The act included measures to enhance background checks, especially for those under 21, clarify the requirements to be a federally licensed firearms dealer, and provide $250 million dollars in funding for community-based violence prevention initiatives. 

It also provides billions of dollars for communities and schools to implement programs and initiatives to address mental health and family well-being and to give students positive environments both inside and outside of the classroom. It allocates $300 million for schools to enhance their safety measures and systems, as well. 

Biden’s recent op-ed touted the accomplishments of the Bipartisan Safer Communities Act and pledged to do as much as possible within his legal authority, but put the onus on a divided Congress to get legislation passed. 

In particular, he wants legislation that bans assault weapons and high-capacity magazines, requires gun owners to store their firearms securely, requires background checks for all gun sales, and repeals gun manufacturers’ immunity from liability. 

“We cannot sit back and pass this problem off to the next generation to solve,” Biden wrote. “If we wait, too many of them will never have the chance to grow up. They deserve better than that, as do all of the gun violence survivors and victims’ families asking Congress to do more.” 

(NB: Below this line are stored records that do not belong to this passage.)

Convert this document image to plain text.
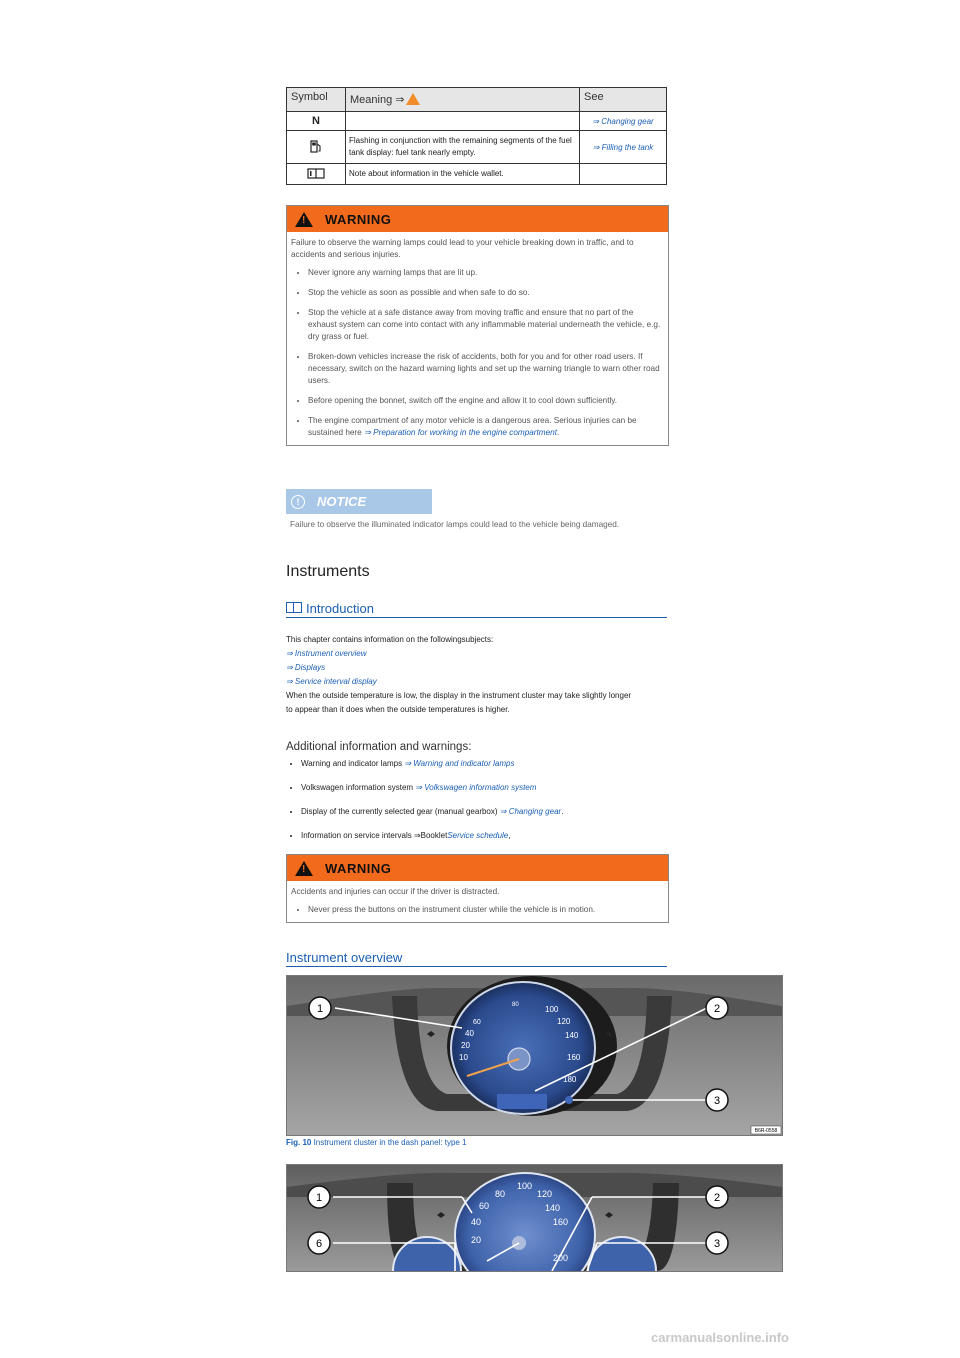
Symbol	Meaning ⇒	See
N		⇒ Changing gear
	Flashing in conjunction with the remaining segments of the fuel tank display: fuel tank nearly empty.	⇒ Filling the tank
	Note about information in the vehicle wallet.	
!
WARNING

Failure to observe the warning lamps could lead to your vehicle breaking down in traffic, and to accidents and serious injuries.

• Never ignore any warning lamps that are lit up.
• Stop the vehicle as soon as possible and when safe to do so.
• Stop the vehicle at a safe distance away from moving traffic and ensure that no part of the exhaust system can come into contact with any inflammable material underneath the vehicle, e.g. dry grass or fuel.
• Broken-down vehicles increase the risk of accidents, both for you and for other road users. If necessary, switch on the hazard warning lights and set up the warning triangle to warn other road users.
• Before opening the bonnet, switch off the engine and allow it to cool down sufficiently.
• The engine compartment of any motor vehicle is a dangerous area. Serious injuries can be sustained here ⇒ Preparation for working in the engine compartment.
!	NOTICE
Failure to observe the illuminated indicator lamps could lead to the vehicle being damaged.
Instruments
Introduction
This chapter contains information on the followingsubjects:
⇒ Instrument overview
⇒ Displays
⇒ Service interval display
When the outside temperature is low, the display in the instrument cluster may take slightly longer
to appear than it does when the outside temperatures is higher.
Additional information and warnings:
• Warning and indicator lamps ⇒ Warning and indicator lamps
• Volkswagen information system ⇒ Volkswagen information system
• Display of the currently selected gear (manual gearbox) ⇒ Changing gear.
• Information on service intervals ⇒BookletService schedule,
!
WARNING

Accidents and injuries can occur if the driver is distracted.

• Never press the buttons on the instrument cluster while the vehicle is in motion.
Instrument overview
40
20
10
60
80	100
120
140
160
180
1	2
3
B6R-0558
Fig. 10 Instrument cluster in the dash panel: type 1
80
100
120
140
160
60
40
20
200
1	2
6	3
carmanualsonline.info
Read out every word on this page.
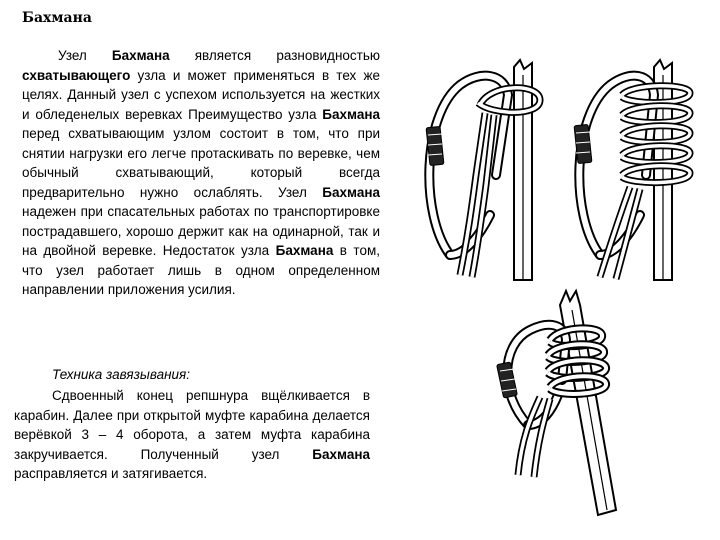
Бахмана
Узел Бахмана является разновидностью схватывающего узла и может применяться в тех же целях. Данный узел с успехом используется на жестких и обледенелых веревках Преимущество узла Бахмана перед схватывающим узлом состоит в том, что при снятии нагрузки его легче протаскивать по веревке, чем обычный схватывающий, который всегда предварительно нужно ослаблять. Узел Бахмана надежен при спасательных работах по транспортировке пострадавшего, хорошо держит как на одинарной, так и на двойной веревке. Недостаток узла Бахмана в том, что узел работает лишь в одном определенном направлении приложения усилия.
Техника завязывания:
Сдвоенный конец репшнура вщёлкивается в карабин. Далее при открытой муфте карабина делается верёвкой 3 – 4 оборота, а затем муфта карабина закручивается. Полученный узел Бахмана расправляется и затягивается.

Bodnar acknowledged that a lot of the measures the USCCB advocates for need to come from congressional action but emphasized that both Congress and the Biden administration need to tackle the issue of gun violence. 

“We see the statistics. We know that gun violence is on the rise, and we are called to respond,” Bodnar said. 

“Gun violence is a life issue, and human life is sacred, and we have to address this threat to life that’s posed by gun violence.” 

This is the second in a series about issues President Joe Biden stressed when he ran for office two years ago and where things stand today. Subsequent stories will look at climate change, abortion, and unity.